Случалось, дождь и к ночи не смолкал. Тогда слышно было, как за окнами в глухих, рано наступивших сумерках хлюпала раскисшая земля, а в палисаднике жалобно переговаривались между собой липы и клены.
Однажды вечером – дождя в этот день не было, хотя небо и не прояснилось, – я пошел прогуляться в соседний с поселком лес.
Тихо и сыро было вокруг. В колеях проселочной дороги пузырилась загустевшая жижа, в низинках и справа и слева образовались калужины.

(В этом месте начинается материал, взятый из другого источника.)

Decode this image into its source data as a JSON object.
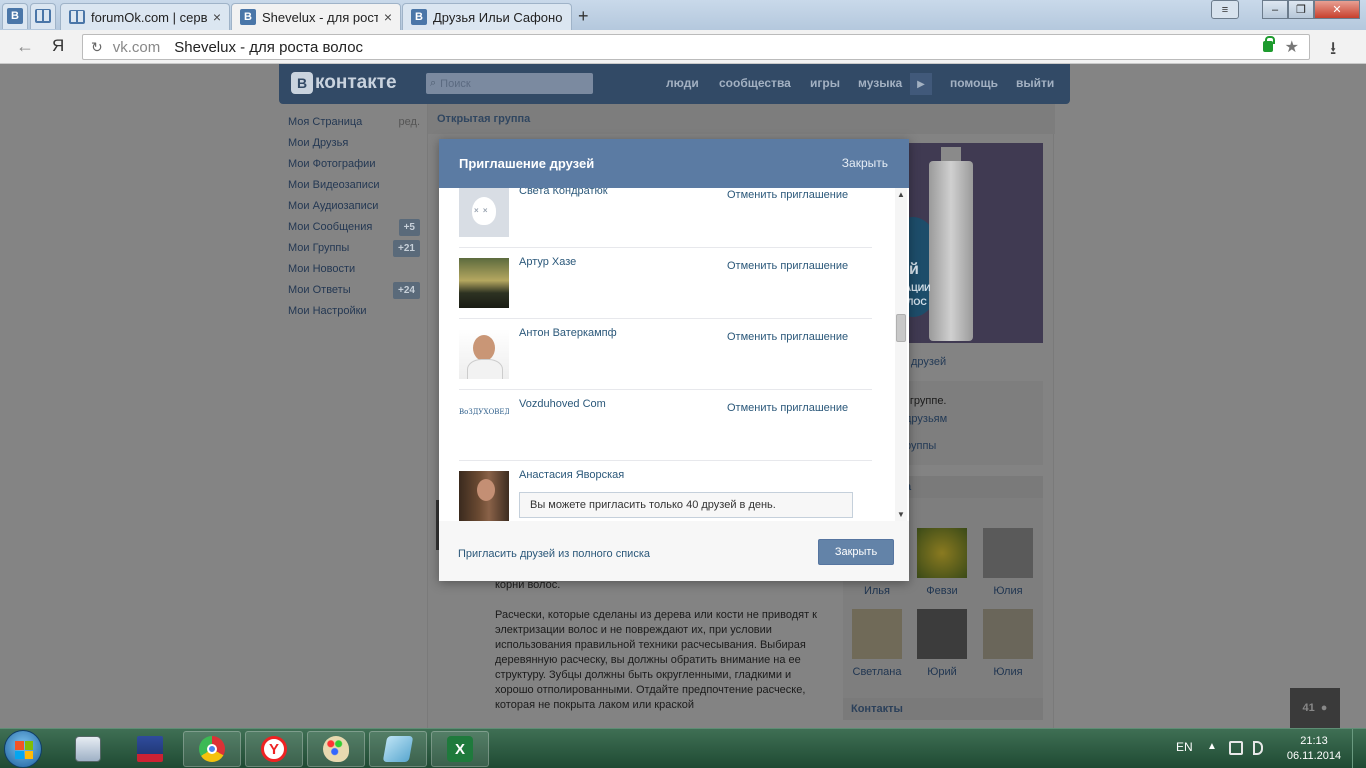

Печальные осины нехотя роняли поблекшие листья. Даже папоротник и тот покрылся ржавчиной. Видно, как-то под утро прихватил его заморозок. Из зарослей бересклета невидимая пичуга с дотошной настойчивостью вопрошала: «И что же? И что же?»
За редким орешником вдруг прорезалась, трепетно пламенея, узенькая полоска заката. Косой, недолговечный луч выхватывал то чугунно-литой ствол коренастой ели, и он на миг-другой отливал старинной бронзой, то легким румянцем окрашивал тонюсенькую, вздрогнувшую от радости березку, то пробегал по траве – эдакой еще сочно-зеленой, осыпанной крупными жемчужинами. И на душе стало так хорошо, так покойно: есть еще на земле лес, есть еще тишина, есть еще птицы, есть еще радующие взгляд золотые закаты!